Wouldn’t it be a good idea to convince the author of the “Nightly Tester Tools” extension to change the phrasing in the tool from “Make compatible” to “Bypass compatibility check”.
Even if it still might be a bad idea to do that (bypass check that is), it might make less people believe that it does some kind of magic voodoo on incompatible extensions.
<rant>
As a long time extension developer (and previously a developer on Flock), I understand that versioning is important.
That said, I think Mozilla has dropped the ball on coordinating releases and extension support.
1) Extension developers have no time to test/update their extensions before mozilla software updates occur.
2) Because mozilla has code freezes for each release, but they appear to not mean anything (large changes are committed after the freeze, thus extension developers get no head start)

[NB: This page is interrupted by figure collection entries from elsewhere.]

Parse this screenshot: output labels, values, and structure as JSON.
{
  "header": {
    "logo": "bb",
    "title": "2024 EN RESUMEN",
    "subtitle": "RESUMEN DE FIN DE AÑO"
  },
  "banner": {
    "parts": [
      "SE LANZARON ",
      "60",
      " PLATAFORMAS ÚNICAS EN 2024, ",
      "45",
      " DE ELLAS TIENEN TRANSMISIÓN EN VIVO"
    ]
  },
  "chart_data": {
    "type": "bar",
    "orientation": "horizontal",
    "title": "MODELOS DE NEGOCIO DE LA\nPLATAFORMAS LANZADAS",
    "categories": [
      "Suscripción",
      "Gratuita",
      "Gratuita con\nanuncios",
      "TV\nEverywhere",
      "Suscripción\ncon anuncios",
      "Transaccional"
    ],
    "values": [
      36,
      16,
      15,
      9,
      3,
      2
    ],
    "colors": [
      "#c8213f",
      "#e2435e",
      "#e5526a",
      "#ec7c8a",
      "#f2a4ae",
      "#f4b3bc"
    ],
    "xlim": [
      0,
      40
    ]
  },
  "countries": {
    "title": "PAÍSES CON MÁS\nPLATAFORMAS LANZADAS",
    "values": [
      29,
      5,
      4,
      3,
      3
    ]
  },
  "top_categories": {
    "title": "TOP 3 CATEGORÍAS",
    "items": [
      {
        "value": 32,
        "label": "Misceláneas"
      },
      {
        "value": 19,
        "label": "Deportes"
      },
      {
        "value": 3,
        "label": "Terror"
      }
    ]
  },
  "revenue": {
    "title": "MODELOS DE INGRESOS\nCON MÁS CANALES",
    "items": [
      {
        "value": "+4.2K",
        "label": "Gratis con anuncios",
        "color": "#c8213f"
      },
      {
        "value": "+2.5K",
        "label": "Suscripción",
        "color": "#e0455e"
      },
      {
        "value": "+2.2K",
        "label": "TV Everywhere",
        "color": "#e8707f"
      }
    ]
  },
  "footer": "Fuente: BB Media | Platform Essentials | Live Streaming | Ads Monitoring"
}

3) After uploading a new release to addons.mozilla.org it can take multiple days to a week for an editors review and users being able to get the update.
4) Users of the addon have no insight into any of this, and blame the extension developers because mozilla’s story is “extension developers need to update their extension.”
There is no acknowledgement that the developer might be keeping up to date, testing, contributing patches and new features to firefox 3, and uploading a new version to addons.mozilla.org as soon as they are allowed – only to have 1 week of waiting in line for some editor to spend a few minutes looking at your extension.
</rant>
Will extension developers be given a chance to update their extension on addons.mozilla.org to say they are compatible with 3.0 before the world gets the official firefox 3 release? Will addons editors be able to review updates in a timely manner?
Or is it business as usually – changes until the last minute, and ship it with a broken extension experience because of the lack of coordination?
Good post. I’ve been using the V3 betas for quite awhile and am still missing a lot of my favorite extensions. 🙁
( like google toolbar ! )
Well, I don’t like to make it ignore for all of my extensions, so if I find an incompatible extension, I decide if I *really* need it, then if I do I manually compatibilize it:
http://daniel1992.wordpress.com/2008/02/03/how-to-install-incompatible-addons-in-firefox-3/
This makes sure that I don’t run too many non-compatible extensions, and I know always which ones are and aren’t compatible.